Functional screening of plant stress-related cDNAs by random over-expression in Escherichia coli

A functional screening, based on random over-expression of a plant cDNA library in Escherichia coli, was used to identify plant genes associated to salt tolerance. E. coli cells, transformed with phagemids derived from a cDNA library from Solanum commersonii plantlets, were selected on medium supplemented with 0.8 M NaCl. Sequence analysis of seven cDNAs from salt tolerant bacterial colonies revealed homology either with known plant stress-related genes (dhn2, cpn60β, epoxide hydrolase and others) or with Arabidopsis thaliana putative proteins with unknown functions.

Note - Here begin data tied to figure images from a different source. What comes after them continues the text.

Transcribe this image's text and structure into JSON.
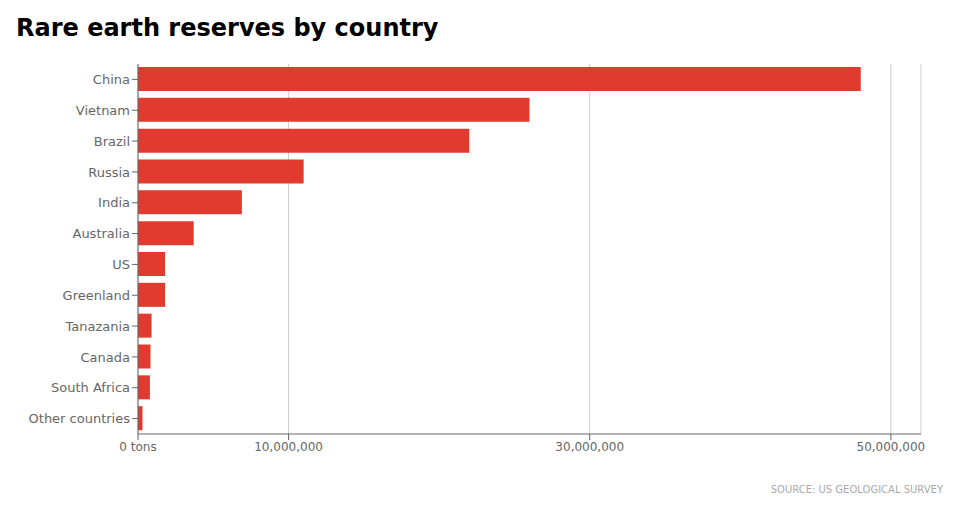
{
  "chart_data": {
    "type": "bar",
    "orientation": "horizontal",
    "title": "Rare earth reserves by country",
    "annotation": "SOURCE: US GEOLOGICAL SURVEY",
    "categories": [
      "China",
      "Vietnam",
      "Brazil",
      "Russia",
      "India",
      "Australia",
      "US",
      "Greenland",
      "Tanazania",
      "Canada",
      "South Africa",
      "Other countries"
    ],
    "values": [
      48000000,
      26000000,
      22000000,
      11000000,
      6900000,
      3700000,
      1800000,
      1800000,
      900000,
      830000,
      790000,
      300000
    ],
    "color": "#e03b2e",
    "xlim": [
      0,
      52000000
    ],
    "xticks": [
      {
        "value": 0,
        "label": "0 tons"
      },
      {
        "value": 10000000,
        "label": "10,000,000"
      },
      {
        "value": 30000000,
        "label": "30,000,000"
      },
      {
        "value": 50000000,
        "label": "50,000,000"
      }
    ],
    "grid": true
  }
}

Expression of these two novel plant genes was induced by NaCl in S. commersonii and S. tuberosum cells as well as in A. thaliana seedlings, suggesting that the function of their encoded proteins in the cellular response to high salt are conserved across prokaryotes and plant kingdom. N2.1 and N2.2 transcripts were also induced by cold and water stress, but not ABA, revealing that they belong to the ABA-independent stress-responsive gene category. The two unknown cDNAs, as well as dhn2 and cpn60β, were constitutively expressed at higher level in plants of the cold tolerant potato species S. commersonii than in plants of S. tuberosum, the cold susceptible species. These findings support previous evidence that a pre-committed high constitutive transcript level of a set of stress-responsive genes is crucial for plant stress tolerance.